Avoid the use of commercial devices that are inconsistent with safe sleep recommendations. Infants should not be allowed to sleep in commercial infant care devices not developed for sleeping such as sitting devices, swings, or car seats. Infants younger than four months of age or with low muscle tone, such as preemies, are at higher risk for positional asphyxia. This happens when the child’s body position doesn’t allow their airway to stay open, for example, chin-to-chest positioning (Batra, 2015). Premature and low-birthweight infants should be carried in kangaroo position, as defined by the World Health Organization and pictured below. Baby carriers used to carry premature and low-birthweight babies should mimic kangaroo position.

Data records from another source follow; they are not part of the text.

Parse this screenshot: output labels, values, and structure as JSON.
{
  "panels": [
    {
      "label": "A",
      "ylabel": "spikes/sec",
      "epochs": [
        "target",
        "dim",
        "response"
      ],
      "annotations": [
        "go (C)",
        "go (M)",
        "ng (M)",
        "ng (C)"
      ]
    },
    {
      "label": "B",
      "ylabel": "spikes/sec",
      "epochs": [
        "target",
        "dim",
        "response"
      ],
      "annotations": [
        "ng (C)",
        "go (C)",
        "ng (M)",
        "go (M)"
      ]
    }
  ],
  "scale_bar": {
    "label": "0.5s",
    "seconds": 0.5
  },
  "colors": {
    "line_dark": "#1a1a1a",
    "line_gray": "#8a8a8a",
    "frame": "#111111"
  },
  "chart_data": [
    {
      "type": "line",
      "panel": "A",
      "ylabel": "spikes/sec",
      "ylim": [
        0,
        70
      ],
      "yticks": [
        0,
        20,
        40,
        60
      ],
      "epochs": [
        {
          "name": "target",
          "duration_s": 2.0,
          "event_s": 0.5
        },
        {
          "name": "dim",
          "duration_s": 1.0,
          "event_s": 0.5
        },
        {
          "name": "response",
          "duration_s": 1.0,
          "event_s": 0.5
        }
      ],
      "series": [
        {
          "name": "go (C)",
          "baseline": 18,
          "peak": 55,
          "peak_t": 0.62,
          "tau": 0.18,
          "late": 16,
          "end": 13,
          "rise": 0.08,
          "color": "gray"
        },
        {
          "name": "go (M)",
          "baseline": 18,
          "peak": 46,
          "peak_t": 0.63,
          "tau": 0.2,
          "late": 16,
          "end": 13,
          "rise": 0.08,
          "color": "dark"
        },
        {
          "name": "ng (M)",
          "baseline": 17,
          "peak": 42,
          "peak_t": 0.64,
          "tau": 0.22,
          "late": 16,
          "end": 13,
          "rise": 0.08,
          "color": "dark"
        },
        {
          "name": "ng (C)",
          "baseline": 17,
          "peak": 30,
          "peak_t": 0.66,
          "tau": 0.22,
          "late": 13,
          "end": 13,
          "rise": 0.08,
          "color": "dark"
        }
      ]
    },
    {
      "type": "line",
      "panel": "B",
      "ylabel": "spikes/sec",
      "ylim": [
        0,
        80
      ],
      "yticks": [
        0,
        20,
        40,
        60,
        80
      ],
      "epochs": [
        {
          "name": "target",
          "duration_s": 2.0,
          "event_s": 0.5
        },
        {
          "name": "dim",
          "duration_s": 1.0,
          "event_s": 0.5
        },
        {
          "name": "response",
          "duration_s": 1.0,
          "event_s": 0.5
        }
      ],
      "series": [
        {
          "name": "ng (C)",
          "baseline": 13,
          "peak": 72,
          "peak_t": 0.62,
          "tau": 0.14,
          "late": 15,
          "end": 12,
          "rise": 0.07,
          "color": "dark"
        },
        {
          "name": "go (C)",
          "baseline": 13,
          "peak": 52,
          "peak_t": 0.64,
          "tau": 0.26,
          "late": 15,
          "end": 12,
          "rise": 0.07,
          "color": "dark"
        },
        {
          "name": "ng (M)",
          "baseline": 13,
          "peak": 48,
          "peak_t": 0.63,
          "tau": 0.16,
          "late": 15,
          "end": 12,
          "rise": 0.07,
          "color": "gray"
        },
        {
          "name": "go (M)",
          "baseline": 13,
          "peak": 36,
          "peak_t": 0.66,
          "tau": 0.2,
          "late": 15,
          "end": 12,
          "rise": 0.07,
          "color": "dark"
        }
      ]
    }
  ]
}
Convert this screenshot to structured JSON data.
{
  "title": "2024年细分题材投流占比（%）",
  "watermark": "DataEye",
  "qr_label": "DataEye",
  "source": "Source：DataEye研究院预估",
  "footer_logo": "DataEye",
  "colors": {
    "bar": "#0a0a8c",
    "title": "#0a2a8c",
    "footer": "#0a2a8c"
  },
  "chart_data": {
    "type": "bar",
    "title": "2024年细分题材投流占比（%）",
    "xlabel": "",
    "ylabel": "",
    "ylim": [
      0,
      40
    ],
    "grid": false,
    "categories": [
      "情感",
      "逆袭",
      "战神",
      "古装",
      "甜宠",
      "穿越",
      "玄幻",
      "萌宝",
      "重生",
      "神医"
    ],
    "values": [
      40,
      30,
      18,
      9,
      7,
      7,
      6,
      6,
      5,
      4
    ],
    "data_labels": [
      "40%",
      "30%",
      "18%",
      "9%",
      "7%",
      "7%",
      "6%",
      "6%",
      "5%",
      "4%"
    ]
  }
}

(Description of figure demonstrating kangaroo position: Mother with a tiny baby in the middle of her chest. Baby is lying tummy to tummy, with cheek on her chest, both arms are bent at the elbow with hands near head, and knees bent. Mother’s hands are keeping the baby close and upright. Baby’s head is tipped upward very slightly for optimal airway positioning)
Supervised, awake tummy time is recommended to … minimize development of positional plagiocephaly. Holding infants is preventive for positional plagiocephaly.
There is no evidence to recommend swaddling as a strategy to reduce the risk of SIDS. For infants who enjoy swaddling, baby carriers can provide even pressure to promote relaxation and sleep. Baby carriers eliminate the risk of prone sleeping while swaddled.
Caregivers should not fall asleep while wearing a child in a baby carrier. Though there is no evidence to recommend against this, it stands to reason that the risk could be similar to caregivers falling asleep in a chair or on a couch while holding an infant (Moon, 2016).
Babywearing is an invaluable tool for caregivers. Further study is needed to examine and explore more applications for infant care that promote safety, development, and positive behavioral outcomes.
Batra, E. K., Midgett, J. D., & Moon, R. Y. (2015). Hazards associated with sitting and carrying devices for children two years and younger. The Journal of Pediatrics, 167(1), 183-187.
Galland, B. C., & Elder, D. E. (2014). Sudden Unexpected Death in Infancy: Biological Mechanisms. Paediatric Respiratory Reviews, 15(4), 287-292.
Moon, R. (2016). SIDS and other sleep-related infant deaths: Evidence base for 2016 updated recommendations for a safe infant sleeping environment. Pediatrics, 138(5), e20162940-e20162940.
Pisacane, A., Continisio, P., Filosa, C., Tagliamonte, V., & Continisio, G. I. (2012). Use of baby carriers to increase breastfeeding duration among term infants: The effects of an educational intervention in Italy. Acta Paediatrica, 101(10), E434-E438.